Absolutely! The first thing you need to do is head straight to your GP to get a proper diagnosis. The sooner you get diagnosed the better! Recovery is possible so it’s important to get the right treatment. As with any mental health issue, it’s important to make sure you know exactly what you’re dealing with. Schizophrenia can be confused with other illnesses like Bipolar disorder (manic depression) or Schizoaffective disorder (which may occur just once in a person’s life or come back intermittently, often when triggered by stress).

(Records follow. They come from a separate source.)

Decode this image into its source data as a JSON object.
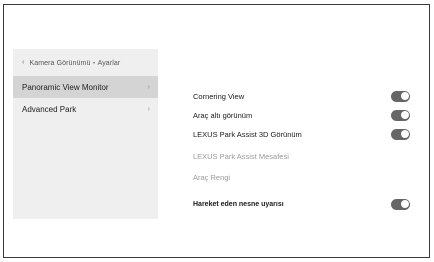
{
  "sidebar": {
    "breadcrumb_chevron": "‹",
    "breadcrumb": "Kamera Görünümü・Ayarlar",
    "items": [
      {
        "label": "Panoramic View Monitor",
        "arrow": "›",
        "active": true
      },
      {
        "label": "Advanced Park",
        "arrow": "›",
        "active": false
      }
    ]
  },
  "settings": [
    {
      "label": "Cornering View",
      "toggle": true,
      "state": "on",
      "enabled": true
    },
    {
      "label": "Araç altı görünüm",
      "toggle": true,
      "state": "on",
      "enabled": true
    },
    {
      "label": "LEXUS Park Assist 3D Görünüm",
      "toggle": true,
      "state": "on",
      "enabled": true
    },
    {
      "label": "LEXUS Park Assist Mesafesi",
      "toggle": false,
      "enabled": false
    },
    {
      "label": "Araç Rengi",
      "toggle": false,
      "enabled": false
    },
    {
      "label": "Hareket eden nesne uyarısı",
      "toggle": true,
      "state": "on",
      "enabled": true
    }
  ]
}
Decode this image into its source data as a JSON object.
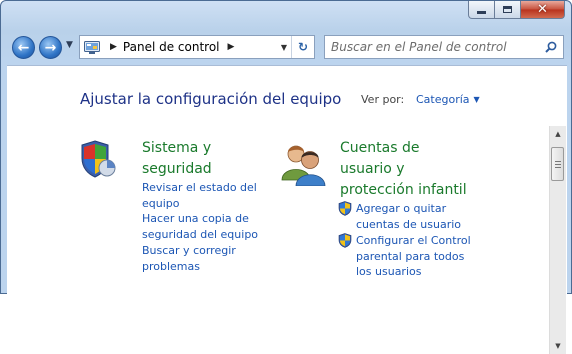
{
  "window": {
    "minimize_symbol": "",
    "close_symbol": "✕"
  },
  "nav": {
    "back_symbol": "←",
    "forward_symbol": "→"
  },
  "address": {
    "location": "Panel de control",
    "chevron": "▶",
    "refresh_symbol": "↻"
  },
  "search": {
    "placeholder": "Buscar en el Panel de control"
  },
  "main": {
    "title": "Ajustar la configuración del equipo",
    "view_by_label": "Ver por:",
    "view_by_value": "Categoría",
    "categories": [
      {
        "title_lines": [
          "Sistema y",
          "seguridad"
        ],
        "links": [
          {
            "lines": [
              "Revisar el estado del",
              "equipo"
            ],
            "shield": false
          },
          {
            "lines": [
              "Hacer una copia de",
              "seguridad del equipo"
            ],
            "shield": false
          },
          {
            "lines": [
              "Buscar y corregir",
              "problemas"
            ],
            "shield": false
          }
        ]
      },
      {
        "title_lines": [
          "Cuentas de",
          "usuario y",
          "protección infantil"
        ],
        "links": [
          {
            "lines": [
              "Agregar o quitar",
              "cuentas de usuario"
            ],
            "shield": true
          },
          {
            "lines": [
              "Configurar el Control",
              "parental para todos",
              "los usuarios"
            ],
            "shield": true
          }
        ]
      }
    ]
  },
  "colors": {
    "title_blue": "#1e3287",
    "link_blue": "#1c56b4",
    "category_green": "#1a7a2c"
  }
}
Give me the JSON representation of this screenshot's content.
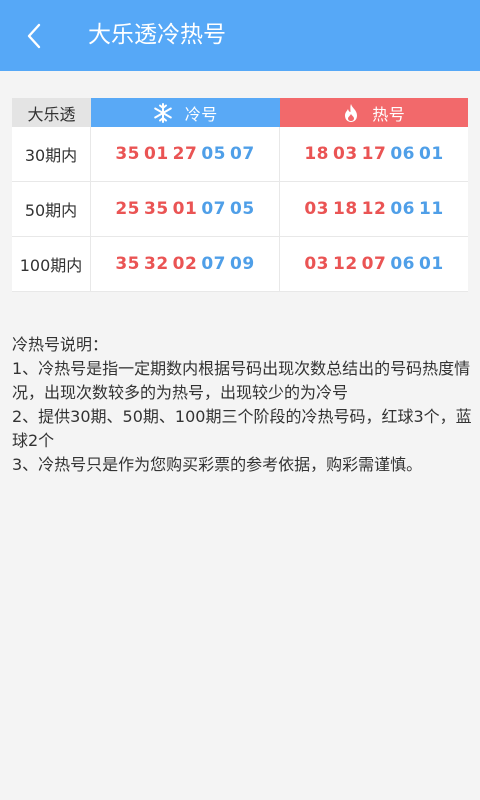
{
  "header": {
    "title": "大乐透冷热号"
  },
  "table": {
    "corner_label": "大乐透",
    "cold_label": "冷号",
    "hot_label": "热号",
    "rows": [
      {
        "period": "30期内",
        "cold_red": [
          "35",
          "01",
          "27"
        ],
        "cold_blue": [
          "05",
          "07"
        ],
        "hot_red": [
          "18",
          "03",
          "17"
        ],
        "hot_blue": [
          "06",
          "01"
        ]
      },
      {
        "period": "50期内",
        "cold_red": [
          "25",
          "35",
          "01"
        ],
        "cold_blue": [
          "07",
          "05"
        ],
        "hot_red": [
          "03",
          "18",
          "12"
        ],
        "hot_blue": [
          "06",
          "11"
        ]
      },
      {
        "period": "100期内",
        "cold_red": [
          "35",
          "32",
          "02"
        ],
        "cold_blue": [
          "07",
          "09"
        ],
        "hot_red": [
          "03",
          "12",
          "07"
        ],
        "hot_blue": [
          "06",
          "01"
        ]
      }
    ]
  },
  "description": {
    "heading": "冷热号说明：",
    "items": [
      " 1、冷热号是指一定期数内根据号码出现次数总结出的号码热度情况，出现次数较多的为热号，出现较少的为冷号",
      " 2、提供30期、50期、100期三个阶段的冷热号码，红球3个，蓝球2个",
      " 3、冷热号只是作为您购买彩票的参考依据，购彩需谨慎。"
    ]
  },
  "colors": {
    "header_bg": "#56a8f7",
    "cold_bg": "#59a9f6",
    "hot_bg": "#f2696b",
    "red_ball": "#ea5454",
    "blue_ball": "#4f9fe8"
  },
  "icons": {
    "back": "chevron-left-icon",
    "cold": "snowflake-icon",
    "hot": "flame-icon"
  }
}
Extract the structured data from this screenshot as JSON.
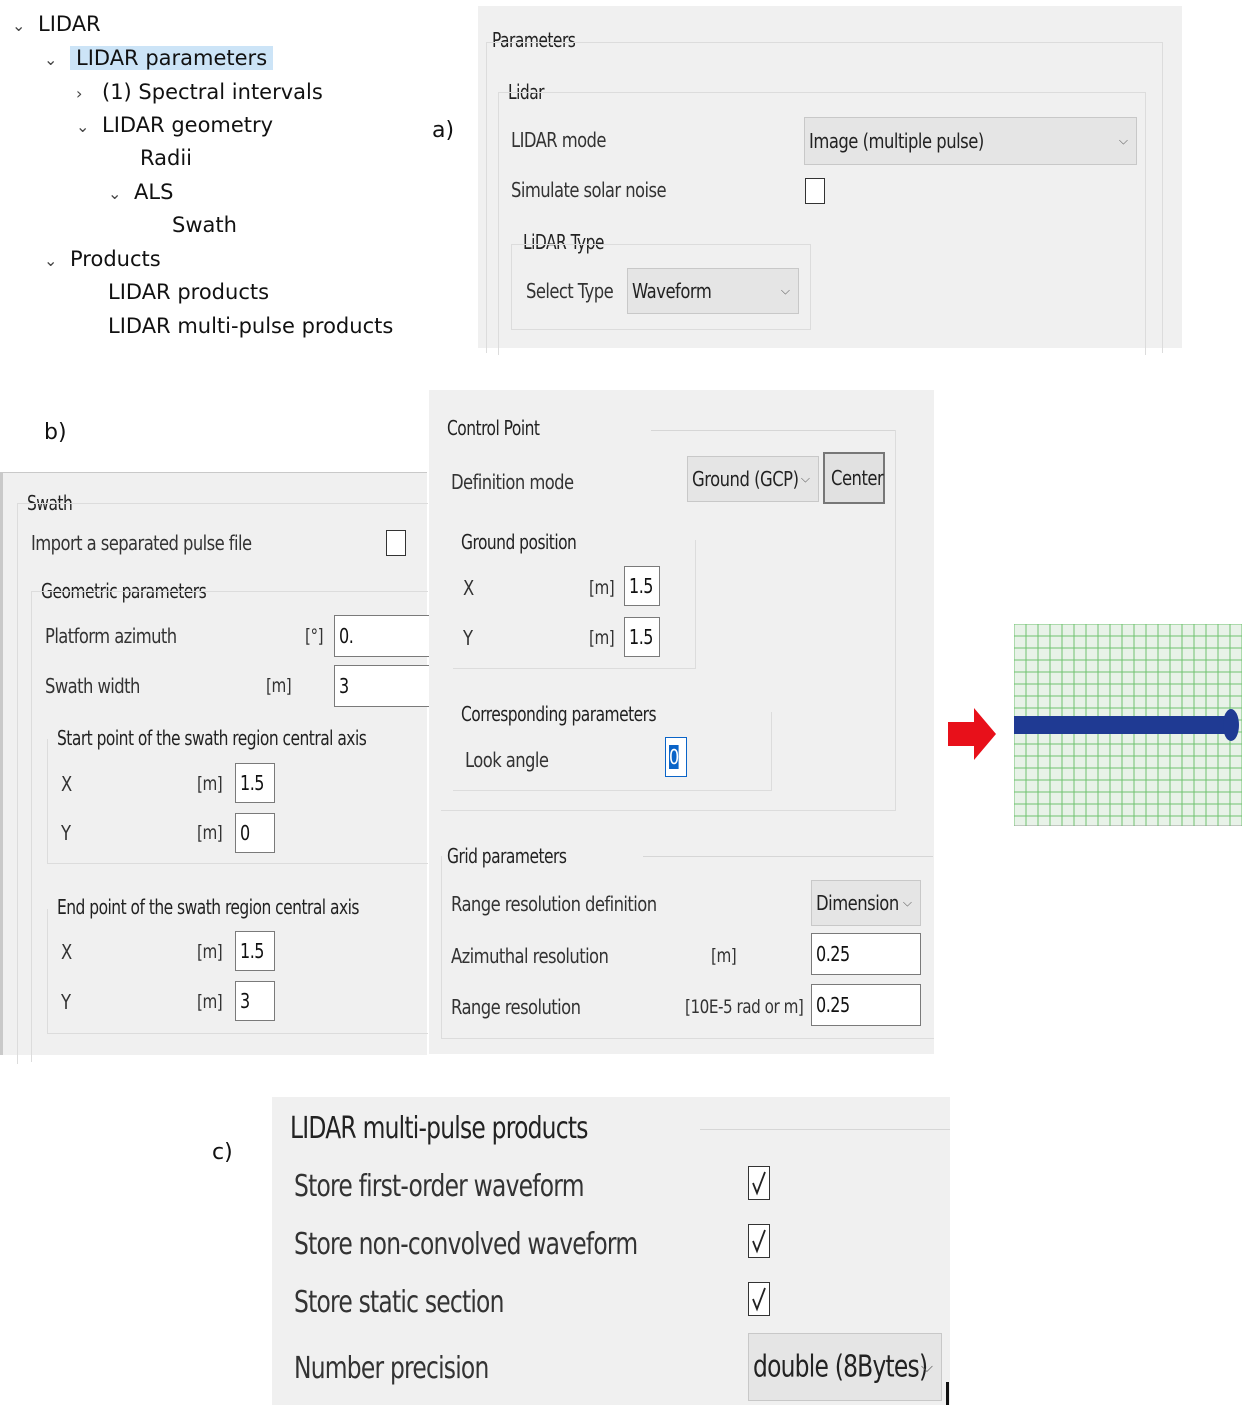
{
  "figure_labels": {
    "a": "a)",
    "b": "b)",
    "c": "c)"
  },
  "tree": {
    "items": [
      {
        "label": "LIDAR",
        "expanded": true
      },
      {
        "label": "LIDAR parameters",
        "expanded": true,
        "selected": true
      },
      {
        "label": "(1) Spectral intervals",
        "expanded": false
      },
      {
        "label": "LIDAR geometry",
        "expanded": true
      },
      {
        "label": "Radii"
      },
      {
        "label": "ALS",
        "expanded": true
      },
      {
        "label": "Swath"
      },
      {
        "label": "Products",
        "expanded": true
      },
      {
        "label": "LIDAR products"
      },
      {
        "label": "LIDAR multi-pulse products"
      }
    ]
  },
  "parameters": {
    "title": "Parameters",
    "lidar_group": "Lidar",
    "lidar_mode_label": "LIDAR mode",
    "lidar_mode_value": "Image (multiple pulse)",
    "solar_noise_label": "Simulate solar noise",
    "solar_noise_checked": false,
    "lidar_type_group": "LiDAR Type",
    "select_type_label": "Select Type",
    "select_type_value": "Waveform"
  },
  "swath": {
    "title": "Swath",
    "import_label": "Import a separated pulse file",
    "import_checked": false,
    "geom_group": "Geometric parameters",
    "platform_azimuth_label": "Platform azimuth",
    "platform_azimuth_unit": "[°]",
    "platform_azimuth_value": "0.",
    "swath_width_label": "Swath width",
    "swath_width_unit": "[m]",
    "swath_width_value": "3",
    "start_group": "Start point of the swath region central axis",
    "start_x_label": "X",
    "start_x_unit": "[m]",
    "start_x_value": "1.5",
    "start_y_label": "Y",
    "start_y_unit": "[m]",
    "start_y_value": "0",
    "end_group": "End point of the swath region central axis",
    "end_x_label": "X",
    "end_x_unit": "[m]",
    "end_x_value": "1.5",
    "end_y_label": "Y",
    "end_y_unit": "[m]",
    "end_y_value": "3"
  },
  "control_point": {
    "title": "Control Point",
    "definition_mode_label": "Definition mode",
    "definition_mode_value": "Ground (GCP)",
    "center_button": "Center",
    "ground_group": "Ground position",
    "gx_label": "X",
    "gx_unit": "[m]",
    "gx_value": "1.5",
    "gy_label": "Y",
    "gy_unit": "[m]",
    "gy_value": "1.5",
    "corr_group": "Corresponding parameters",
    "look_angle_label": "Look angle",
    "look_angle_value": "0"
  },
  "grid": {
    "title": "Grid parameters",
    "range_def_label": "Range resolution definition",
    "range_def_value": "Dimension",
    "azimuthal_label": "Azimuthal resolution",
    "azimuthal_unit": "[m]",
    "azimuthal_value": "0.25",
    "range_label": "Range resolution",
    "range_unit": "[10E-5 rad or m]",
    "range_value": "0.25"
  },
  "products": {
    "title": "LIDAR multi-pulse products",
    "first_order_label": "Store first-order waveform",
    "first_order_checked": true,
    "non_convolved_label": "Store non-convolved waveform",
    "non_convolved_checked": true,
    "static_section_label": "Store static section",
    "static_section_checked": true,
    "precision_label": "Number precision",
    "precision_value": "double (8Bytes)"
  },
  "colors": {
    "arrow": "#e8101a",
    "swath_band": "#1f3a93",
    "grid_line": "#6fc36f",
    "grid_bg": "#e8f2e8",
    "selection": "#cce4f7"
  },
  "icons": {
    "expanded": "chevron-down-icon",
    "collapsed": "chevron-right-icon",
    "dropdown": "chevron-down-icon",
    "check": "check-icon",
    "arrow": "arrow-right-icon"
  }
}
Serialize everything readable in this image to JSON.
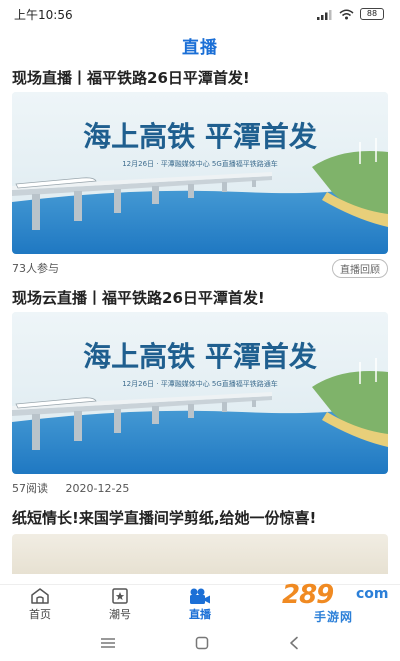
{
  "status": {
    "time": "上午10:56",
    "battery": "88",
    "icons": [
      "signal-icon",
      "wifi-icon",
      "battery-icon"
    ]
  },
  "header": {
    "title": "直播"
  },
  "feed": [
    {
      "title": "现场直播丨福平铁路26日平潭首发!",
      "banner_headline": "海上高铁 平潭首发",
      "banner_subline": "12月26日 · 平潭融媒体中心 5G直播福平铁路通车",
      "participants": "73人参与",
      "tag": "直播回顾"
    },
    {
      "title": "现场云直播丨福平铁路26日平潭首发!",
      "banner_headline": "海上高铁 平潭首发",
      "banner_subline": "12月26日 · 平潭融媒体中心 5G直播福平铁路通车",
      "reads": "57阅读",
      "date": "2020-12-25"
    },
    {
      "title": "纸短情长!来国学直播间学剪纸,给她一份惊喜!"
    }
  ],
  "tabs": [
    {
      "label": "首页",
      "icon": "home-icon"
    },
    {
      "label": "潮号",
      "icon": "star-box-icon"
    },
    {
      "label": "直播",
      "icon": "video-camera-icon",
      "active": true
    },
    {
      "label": "",
      "icon": ""
    },
    {
      "label": "",
      "icon": ""
    }
  ],
  "watermark": {
    "number": "289",
    "domain_mark": "com",
    "text": "手游网"
  },
  "colors": {
    "accent": "#1b6fd6",
    "watermark_orange": "#f08a22",
    "watermark_blue": "#2b7fd8"
  }
}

If the GP thinks you might have developed schizophrenia they will probably refer you on to your local community mental health team (CMHT). These teams are made up of different mental health professionals who’ll be able to offer their support and make the right diagnosis.
A combination of special antipsychotic medicines (which reduce feelings of anxiety or aggression) and psychological therapies (Cognitive Behavioural Therapy, Family Therapy and Arts Therapy) are normally used to treat the condition. People who have serious psychotic symptoms as a result of an acute schizophrenic episode may require a more intensive level of care in a hospital or clinic.
If a friend or family member is having an acute schizophrenic episode, refusing to seek help and may present a risk to themselves or others, their nearest relative can request that a mental health assessment is carried out. Your GP or your local community mental health team can advise you about how to do this.